Puasa di bulan Ramadhan diwajibkan kepada Nabi Muhammad dan umatnya pada bulan Sya’ban tahun kedua Hijriah dengan cara yang sama seperti yang dilakukan umat Islam hingga kini. Sejarah kewajiban puasa, terutama puasa di bulan Ramadhan, tidak terlepas dari peristiwa hijrah Nabi Muhammad SAW dan para sahabatnya ke Yatsrib (Madinah). Peristiwa ini merupakan titik awal penyempurnaan syariat Islam, termasuk syariat puasa yang berlaku saat ini.
Sebelum ayat tentang kewajiban puasa diturunkan, umat Islam sebelumnya telah berpuasa di hari Asyura, yaitu 10 Muharram. Ketika Nabi Muhammad tiba di Yatsrib, beliau melihat orang-orang Yahudi berpuasa pada hari tersebut. Mereka berpuasa untuk mengenang penyelamatan Nabi Musa dan kaumnya dari Raja Fira’un. Sebagai bentuk syukur kepada Allah, Nabi Musa dan kaumnya berpuasa, yang kemudian diikuti oleh umat Islam.

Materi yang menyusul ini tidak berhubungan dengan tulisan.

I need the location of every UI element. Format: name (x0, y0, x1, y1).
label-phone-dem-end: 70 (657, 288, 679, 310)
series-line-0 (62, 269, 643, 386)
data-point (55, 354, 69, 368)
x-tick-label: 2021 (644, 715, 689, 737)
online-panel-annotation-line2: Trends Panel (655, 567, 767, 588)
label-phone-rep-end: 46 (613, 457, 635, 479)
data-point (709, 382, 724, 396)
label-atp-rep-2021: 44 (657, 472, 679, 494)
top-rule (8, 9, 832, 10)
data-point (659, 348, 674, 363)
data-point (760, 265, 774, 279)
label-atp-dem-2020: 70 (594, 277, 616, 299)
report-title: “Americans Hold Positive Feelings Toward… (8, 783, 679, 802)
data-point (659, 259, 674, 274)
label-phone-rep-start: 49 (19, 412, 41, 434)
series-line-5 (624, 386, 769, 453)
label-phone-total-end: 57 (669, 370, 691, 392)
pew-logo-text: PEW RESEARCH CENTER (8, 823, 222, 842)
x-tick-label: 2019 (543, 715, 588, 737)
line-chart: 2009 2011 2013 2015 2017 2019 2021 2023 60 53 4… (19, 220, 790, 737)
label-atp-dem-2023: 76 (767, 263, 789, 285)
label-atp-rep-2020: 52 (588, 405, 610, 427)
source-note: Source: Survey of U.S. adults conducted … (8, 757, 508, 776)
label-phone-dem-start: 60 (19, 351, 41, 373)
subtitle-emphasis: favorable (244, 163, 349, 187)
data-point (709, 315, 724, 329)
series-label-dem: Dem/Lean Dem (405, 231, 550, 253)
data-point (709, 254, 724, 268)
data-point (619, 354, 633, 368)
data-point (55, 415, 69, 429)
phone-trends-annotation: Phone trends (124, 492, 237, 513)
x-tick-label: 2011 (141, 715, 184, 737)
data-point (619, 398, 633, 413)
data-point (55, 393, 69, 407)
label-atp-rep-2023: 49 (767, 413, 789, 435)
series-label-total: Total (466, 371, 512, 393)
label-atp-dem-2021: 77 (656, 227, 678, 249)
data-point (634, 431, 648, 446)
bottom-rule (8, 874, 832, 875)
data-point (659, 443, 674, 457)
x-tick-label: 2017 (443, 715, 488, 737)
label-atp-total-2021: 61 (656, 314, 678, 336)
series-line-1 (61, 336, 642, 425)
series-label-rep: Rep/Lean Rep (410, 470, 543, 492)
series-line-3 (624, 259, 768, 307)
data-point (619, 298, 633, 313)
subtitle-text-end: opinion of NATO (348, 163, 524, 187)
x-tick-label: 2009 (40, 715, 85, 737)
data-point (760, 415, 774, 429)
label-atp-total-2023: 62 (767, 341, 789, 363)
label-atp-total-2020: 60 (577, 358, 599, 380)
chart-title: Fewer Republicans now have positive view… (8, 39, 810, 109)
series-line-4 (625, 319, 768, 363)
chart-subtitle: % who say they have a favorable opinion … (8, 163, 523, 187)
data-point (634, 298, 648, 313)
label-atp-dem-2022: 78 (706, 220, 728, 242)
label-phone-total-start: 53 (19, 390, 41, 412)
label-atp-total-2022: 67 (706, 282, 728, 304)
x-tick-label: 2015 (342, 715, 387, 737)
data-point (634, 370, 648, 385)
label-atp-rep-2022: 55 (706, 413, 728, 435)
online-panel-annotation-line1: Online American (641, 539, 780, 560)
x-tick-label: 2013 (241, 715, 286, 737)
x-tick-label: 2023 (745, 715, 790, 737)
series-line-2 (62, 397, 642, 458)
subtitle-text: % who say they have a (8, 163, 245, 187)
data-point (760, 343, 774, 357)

Awalnya, umat Islam diwajibkan berpuasa hingga waktu maghrib pada 10 Muharram. Setelah berbuka, mereka diperbolehkan makan, minum, dan berhubungan suami-istri hingga shalat Isya dan tidur. Namun, setelah itu, mereka dilarang makan, minum, atau berhubungan intim sampai waktu berbuka kembali. Praktik ini menyulitkan banyak orang, sehingga banyak yang melanggar larangan tersebut. Akhirnya, Allah SWT menurunkan ayat dalam QS Al-Baqarah ayat 187 yang memperbolehkan umat Islam makan dan minum serta berhubungan intim sepanjang malam bulan puasa hingga terbit fajar. Ayat ini disambut gembira oleh umat Islam sebagai bentuk kasih sayang Allah SWT.
Dari riwayat Imam Baihaqi, Rasulullah memerintahkan para sahabat untuk berpuasa pada tanggal 9 dan 10 Muharram atau puasa Tasu’a dan Asyura. Ini dilakukan agar puasa umat Islam tidak sama dengan ibadah sunnah puasa umat Yahudi. Selain itu, ada riwayat yang menyebutkan bahwa Nabi Adam juga berpuasa pada 10 Muharram sebagai ungkapan syukur karena diizinkan bertemu istrinya, Hawa, di Arafah.
Setelah turunnya ayat perintah puasa dalam QS Al-Baqarah ayat 183, puasa 10 Muharram bersifat sunnah dan tidak lagi wajib. Sehari sebelum Hari Asyura, yaitu pada 9 Muharram, juga disunnahkan untuk berpuasa.
Keutamaan Puasa Asyura sangatlah besar. Dari riwayat Imam Muslim, Nabi Muhammad menjelaskan bahwa puasa Asyura dapat menghapus dosa satu tahun sebelumnya. Oleh karena itu, puasa sunnah di bulan Muharram tidak hanya terbatas pada tanggal 9 dan 10 saja. Bulan Muharram merupakan bulan yang dimuliakan oleh Allah SWT dan memiliki banyak amalan sunnah, termasuk puasa.
Beberapa sunnah berpuasa di bulan Muharram dapat dikategorikan menjadi lima: puasa awal Muharram, puasa 1 hari Muharram, puasa 3 hari Muharram (Kamis, Jumat, dan Sabtu), puasa 9 Muharram, dan puasa 10 Muharram.
Imam Ibnu Hajar meriwayatkan sebuah hadits dari Hafshah yang menyatakan bahwa barangsiapa berpuasa di akhir bulan Dzulhijjah dan awal bulan Muharram, maka Allah akan menjadikannya penebus dosanya selama 50 tahun. Selain itu, puasa satu hari di bulan Muharram setara dengan puasa tiga puluh hari.
Imam Ghazali dalam Kitab Ihya’ Ulumiddin juga menjelaskan bahwa barangsiapa berpuasa tiga hari di bulan mulia (Dzulqa’dah, Dzulhijjah, Rajab, dan Muharram) pada hari Kamis, Jumat, dan Sabtu, maka Allah akan mencatat ibadahnya setara dengan 700 tahun.